3.Age between 40 to 60

Diagnosis:-

1.Physical exam. :- to check abdominal tenderness and examine skin darkening during Whipple’s disease.
2.Upper endoscopy and Biopsy to examine tissue from lining of paucity intestine
3.Biopsy of enlarged lymph node
4.Polymerase chain reaction test- DNA based test to revelative Tropheryma whipplei bacteria in biopsy sample or spinal fluent sample.
5.Blood tests to detect fall in level regarding RBCs and albumin to check for possibility of anemia.

Treatment:-

1.Antibiotics:-Prolonged antibiotic administration is required to rub the bacteria out.

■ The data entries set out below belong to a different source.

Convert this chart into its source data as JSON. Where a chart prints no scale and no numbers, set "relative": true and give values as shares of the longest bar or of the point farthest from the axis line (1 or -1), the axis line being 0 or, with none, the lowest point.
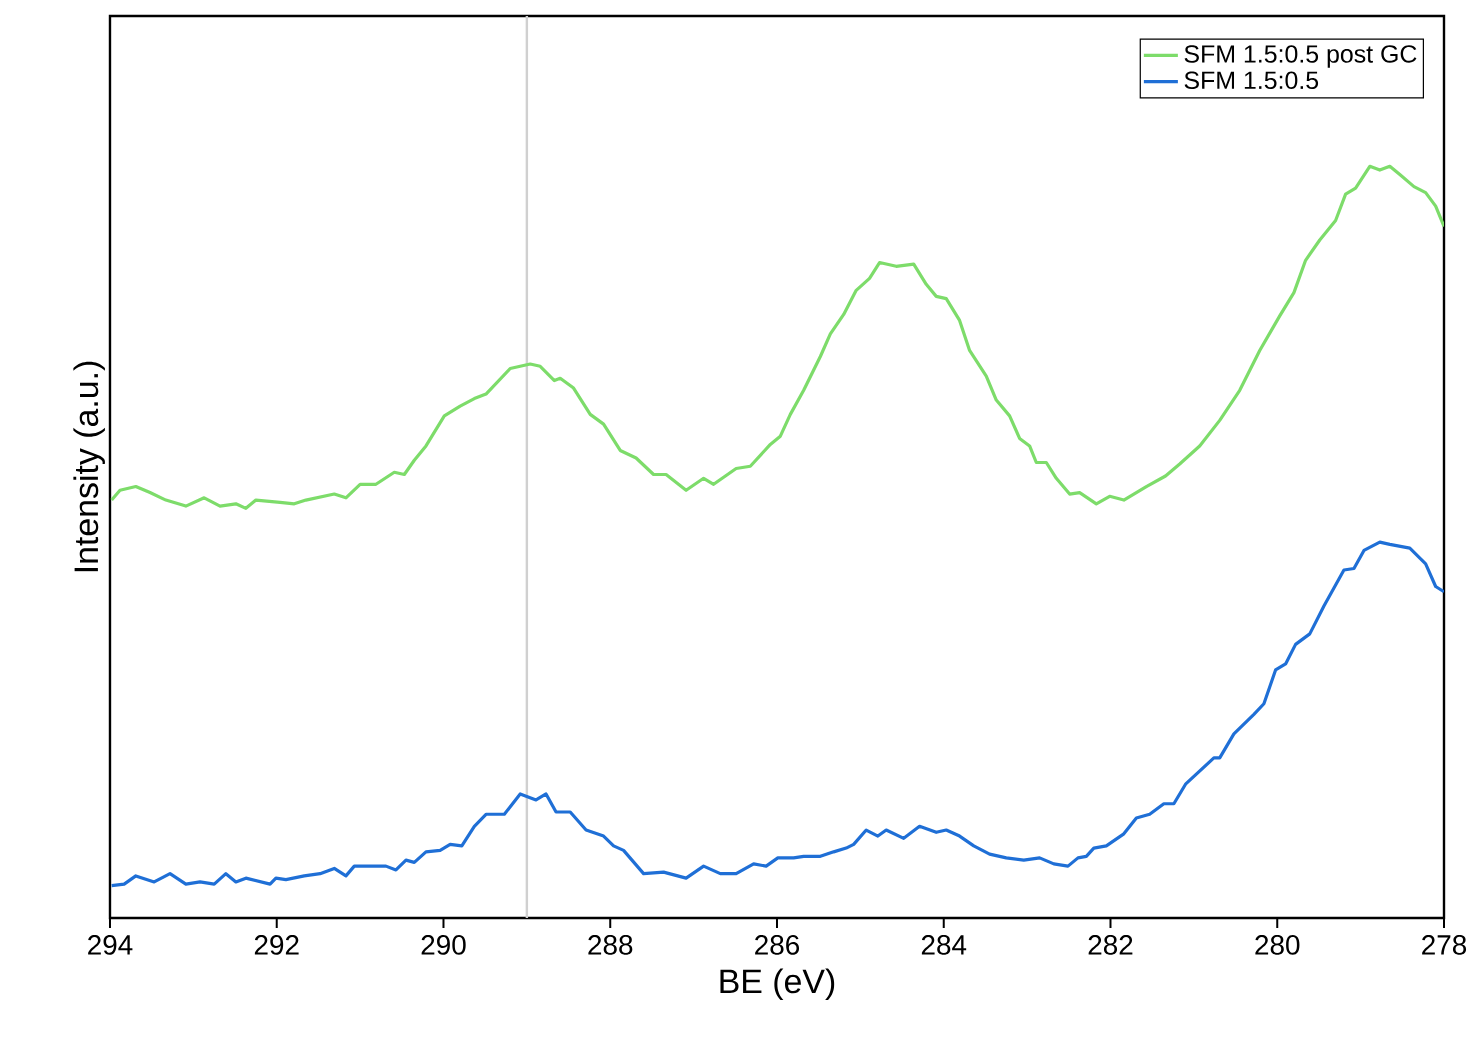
{
  "chart_data": {
    "type": "line",
    "relative": true,
    "xlabel": "BE (eV)",
    "ylabel": "Intensity (a.u.)",
    "xlim": [
      294,
      278
    ],
    "xticks": [
      294,
      292,
      290,
      288,
      286,
      284,
      282,
      280,
      278
    ],
    "legend": "top right",
    "ref_lines": [
      {
        "axis": "x",
        "value": 289,
        "color": "#d0d0d0"
      }
    ],
    "series": [
      {
        "name": "SFM 1.5:0.5 post GC",
        "color": "#7ddc6a",
        "x": [
          293.98,
          293.88,
          293.69,
          293.52,
          293.33,
          293.09,
          292.87,
          292.68,
          292.49,
          292.37,
          292.25,
          291.96,
          291.79,
          291.65,
          291.31,
          291.17,
          291.0,
          290.81,
          290.59,
          290.47,
          290.35,
          290.21,
          289.99,
          289.8,
          289.63,
          289.49,
          289.2,
          288.96,
          288.84,
          288.67,
          288.6,
          288.44,
          288.24,
          288.08,
          287.88,
          287.69,
          287.48,
          287.33,
          287.09,
          286.88,
          286.76,
          286.49,
          286.32,
          286.08,
          285.96,
          285.84,
          285.68,
          285.48,
          285.36,
          285.2,
          285.05,
          284.89,
          284.77,
          284.57,
          284.36,
          284.21,
          284.09,
          283.97,
          283.81,
          283.69,
          283.49,
          283.37,
          283.21,
          283.09,
          282.97,
          282.89,
          282.77,
          282.65,
          282.49,
          282.37,
          282.17,
          282.01,
          281.84,
          281.57,
          281.34,
          281.17,
          280.93,
          280.69,
          280.45,
          280.21,
          279.97,
          279.8,
          279.66,
          279.49,
          279.3,
          279.18,
          279.06,
          278.89,
          278.77,
          278.65,
          278.53,
          278.36,
          278.22,
          278.1,
          278.0
        ],
        "values": [
          0.556,
          0.569,
          0.574,
          0.566,
          0.556,
          0.548,
          0.559,
          0.548,
          0.551,
          0.545,
          0.556,
          0.553,
          0.551,
          0.556,
          0.564,
          0.559,
          0.577,
          0.577,
          0.593,
          0.59,
          0.609,
          0.628,
          0.668,
          0.681,
          0.691,
          0.697,
          0.731,
          0.737,
          0.734,
          0.715,
          0.718,
          0.705,
          0.67,
          0.657,
          0.622,
          0.612,
          0.59,
          0.59,
          0.569,
          0.585,
          0.577,
          0.598,
          0.601,
          0.63,
          0.641,
          0.67,
          0.702,
          0.747,
          0.777,
          0.803,
          0.835,
          0.851,
          0.872,
          0.867,
          0.87,
          0.843,
          0.827,
          0.824,
          0.795,
          0.755,
          0.721,
          0.689,
          0.668,
          0.638,
          0.628,
          0.606,
          0.606,
          0.585,
          0.564,
          0.566,
          0.551,
          0.561,
          0.556,
          0.574,
          0.588,
          0.604,
          0.628,
          0.662,
          0.702,
          0.755,
          0.801,
          0.832,
          0.875,
          0.902,
          0.928,
          0.963,
          0.971,
          1.0,
          0.995,
          1.0,
          0.989,
          0.973,
          0.965,
          0.947,
          0.92
        ]
      },
      {
        "name": "SFM 1.5:0.5",
        "color": "#1f6fd6",
        "x": [
          293.98,
          293.83,
          293.69,
          293.47,
          293.28,
          293.09,
          292.92,
          292.75,
          292.61,
          292.49,
          292.37,
          292.08,
          292.01,
          291.89,
          291.67,
          291.48,
          291.31,
          291.17,
          291.07,
          290.93,
          290.69,
          290.57,
          290.45,
          290.35,
          290.21,
          290.04,
          289.92,
          289.78,
          289.63,
          289.49,
          289.27,
          289.08,
          288.89,
          288.77,
          288.65,
          288.48,
          288.29,
          288.08,
          287.96,
          287.84,
          287.6,
          287.36,
          287.09,
          286.88,
          286.68,
          286.49,
          286.28,
          286.13,
          285.99,
          285.8,
          285.68,
          285.48,
          285.32,
          285.17,
          285.08,
          284.93,
          284.79,
          284.69,
          284.48,
          284.29,
          284.09,
          283.97,
          283.81,
          283.64,
          283.45,
          283.25,
          283.04,
          282.85,
          282.68,
          282.51,
          282.39,
          282.29,
          282.2,
          282.05,
          281.84,
          281.69,
          281.53,
          281.36,
          281.24,
          281.1,
          280.76,
          280.69,
          280.52,
          280.28,
          280.16,
          280.02,
          279.9,
          279.78,
          279.61,
          279.44,
          279.2,
          279.08,
          278.96,
          278.77,
          278.65,
          278.41,
          278.22,
          278.1,
          278.0
        ],
        "values": [
          0.043,
          0.045,
          0.056,
          0.048,
          0.059,
          0.045,
          0.048,
          0.045,
          0.059,
          0.048,
          0.053,
          0.045,
          0.053,
          0.051,
          0.056,
          0.059,
          0.066,
          0.056,
          0.069,
          0.069,
          0.069,
          0.064,
          0.077,
          0.074,
          0.088,
          0.09,
          0.098,
          0.096,
          0.122,
          0.138,
          0.138,
          0.165,
          0.157,
          0.165,
          0.141,
          0.141,
          0.117,
          0.109,
          0.096,
          0.09,
          0.059,
          0.061,
          0.053,
          0.069,
          0.059,
          0.059,
          0.072,
          0.069,
          0.08,
          0.08,
          0.082,
          0.082,
          0.088,
          0.093,
          0.098,
          0.117,
          0.109,
          0.117,
          0.106,
          0.122,
          0.114,
          0.117,
          0.109,
          0.096,
          0.085,
          0.08,
          0.077,
          0.08,
          0.072,
          0.069,
          0.08,
          0.082,
          0.093,
          0.096,
          0.112,
          0.133,
          0.138,
          0.152,
          0.152,
          0.178,
          0.213,
          0.213,
          0.245,
          0.271,
          0.285,
          0.33,
          0.338,
          0.364,
          0.378,
          0.415,
          0.463,
          0.465,
          0.489,
          0.5,
          0.497,
          0.492,
          0.471,
          0.441,
          0.434
        ]
      }
    ]
  }
}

Full course might last up to a year or two. Efforts are made to remove bacteria not just from intestines but also from blood-brain barrier in the brain. Common antibiotics include sulfamethoxazole-trimethoprim, or SMX- TMP, (Bactrim, Septra). With regular monitoring and changes in pattern like drugs may cause full recovery concerning brain et cetera nervous system. In case of relapse, doctors may change the course of drugs. If the cases are severe, antibiotics alike doxycycline (Vibramycin) combined with the antimalarial drug hydroxychloroquine (Plaquenil) are administered for 12 to 18 months. .

2.Intravenous therapy: – In severe cases, antibiotics like ceftriaxone (Rocephin) are administered intravenously.

3.Symptomatic relief treatment

4.Taking supplements: – Supplements of vitamin D, Folic acid, Calcium, Iron including magnesium to rescue from malnutrition.